Augmented Reality apps aren’t new, but while playing around with Aurasma I started thinking about how I, as a consumer, am able to express my feelings about a brand.

I’ve never used AR before, so I started simple, creating a rudimentary example that exemplifies how I can, at the simplest level, say what I think about Marmite.


This love/hate example neatly fits in with the brand ethos of Marmite, which prides itself on the intense emotional response people have to its taste. But for any other brand there’s no doubt that a virtual sign shouting out ‘I hate’ whenever you point your phone at its label, could be seen as a problem. Brand vandalism, if you will.

Obviously, one of the glorious things about social media is that we can publicly comment on (and subvert) a brand however we see fit (as long as we’re not breaking any laws, that is). But we’ve seen how uncomfortable this has made brands in the past.

In 2009 Skittles turned its homepage into a live feed of consumer tweets, where any tweet featuring the word ‘skittles’ would be shown. But thanks to a lack of foresight (and appropriate language censors), chaos ensued.

Similarly, McDonald’s was hit during its ‘McStories’ campaign – when conversation about the brand was hijacked for the best part of a week, with a storm of complaints and vitriolic comment.

So are these sorts of AR apps about to make them terrified?

Well, perhaps. But in both these cases one could argue that the damage done to the brand was minimal. From a personal standpoint, if I’m craving a McFlurry on a sunny day, the likeliness of me being put off by a Twitter tag faux pas is frankly non-existent. But they do highlight a vitally important lesson; social means everyone can, and most probably will, have their say. Brands don’t get to choose who says what about them, whether online, in AR space, or in the real world. Social media and AR are simply new tools with which both brands, and their customers, can share their feelings.

What this does mean, however, is that brands that put themselves out there and encourage participation have to be ready for the consequences – and ready to respond to potentially controversial situations in an appropriate and positive way.

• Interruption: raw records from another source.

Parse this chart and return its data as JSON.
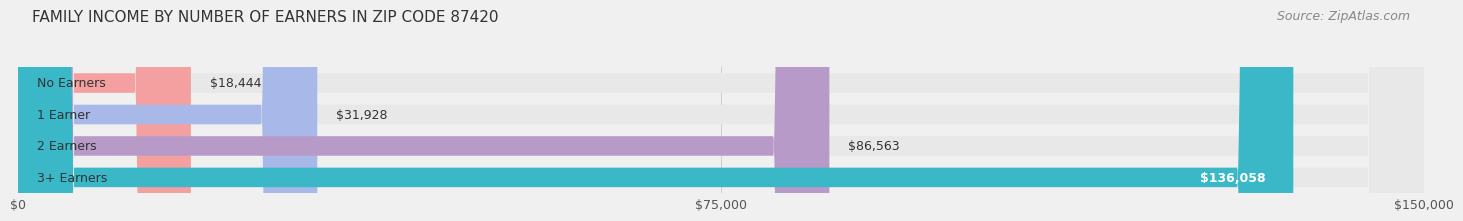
{
  "title": "FAMILY INCOME BY NUMBER OF EARNERS IN ZIP CODE 87420",
  "source": "Source: ZipAtlas.com",
  "categories": [
    "No Earners",
    "1 Earner",
    "2 Earners",
    "3+ Earners"
  ],
  "values": [
    18444,
    31928,
    86563,
    136058
  ],
  "bar_colors": [
    "#f4a0a0",
    "#a8b8e8",
    "#b89ac8",
    "#3ab8c8"
  ],
  "label_colors": [
    "#333333",
    "#333333",
    "#333333",
    "#ffffff"
  ],
  "value_labels": [
    "$18,444",
    "$31,928",
    "$86,563",
    "$136,058"
  ],
  "xlim": [
    0,
    150000
  ],
  "xticks": [
    0,
    75000,
    150000
  ],
  "xtick_labels": [
    "$0",
    "$75,000",
    "$150,000"
  ],
  "background_color": "#f0f0f0",
  "bar_background_color": "#e8e8e8",
  "title_fontsize": 11,
  "source_fontsize": 9,
  "bar_height": 0.62,
  "fig_width": 14.06,
  "fig_height": 2.33
}
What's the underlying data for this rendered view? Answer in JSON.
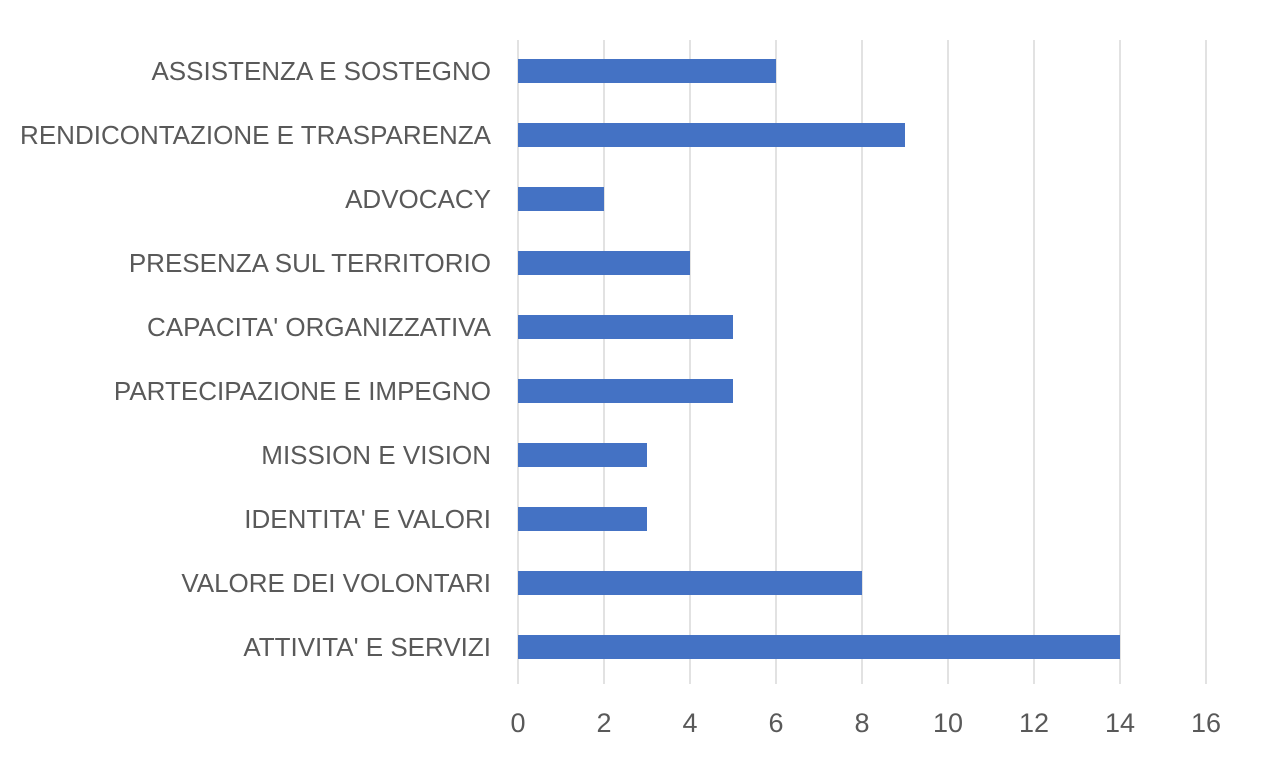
{
  "chart_data": {
    "type": "bar",
    "orientation": "horizontal",
    "categories": [
      "ASSISTENZA E SOSTEGNO",
      "RENDICONTAZIONE E TRASPARENZA",
      "ADVOCACY",
      "PRESENZA SUL TERRITORIO",
      "CAPACITA' ORGANIZZATIVA",
      "PARTECIPAZIONE E IMPEGNO",
      "MISSION E VISION",
      "IDENTITA' E VALORI",
      "VALORE DEI VOLONTARI",
      "ATTIVITA' E SERVIZI"
    ],
    "values": [
      6,
      9,
      2,
      4,
      5,
      5,
      3,
      3,
      8,
      14
    ],
    "title": "",
    "xlabel": "",
    "ylabel": "",
    "xlim": [
      0,
      16
    ],
    "xticks": [
      "0",
      "2",
      "4",
      "6",
      "8",
      "10",
      "12",
      "14",
      "16"
    ],
    "grid": "vertical",
    "legend": "none",
    "bar_color": "#4472c4"
  }
}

Beyond those instances where a person has a well-founded complaint, the majority of brand vandalism can be seen as silly, irreverent but also complimentary. If your brand excites and interests someone enough to generate an emotional response, even if it’s not on message, that should be welcomed and embraced.

Do the opposite by going on the offensive and you risk ‘doing a Nestle’, turning an opportunity to genuinely engage around an important issue into a potential PR disaster.

Ultimately, being part of the social environment means being part of the conversation. And just like in any conversation, confidence, humility, and not least a healthy dose of humanity, will prevail.

So don’t let the hijacking possibilities of AR put you off exploring an awesome new technology – just – like the proverbial Scouts, be prepared.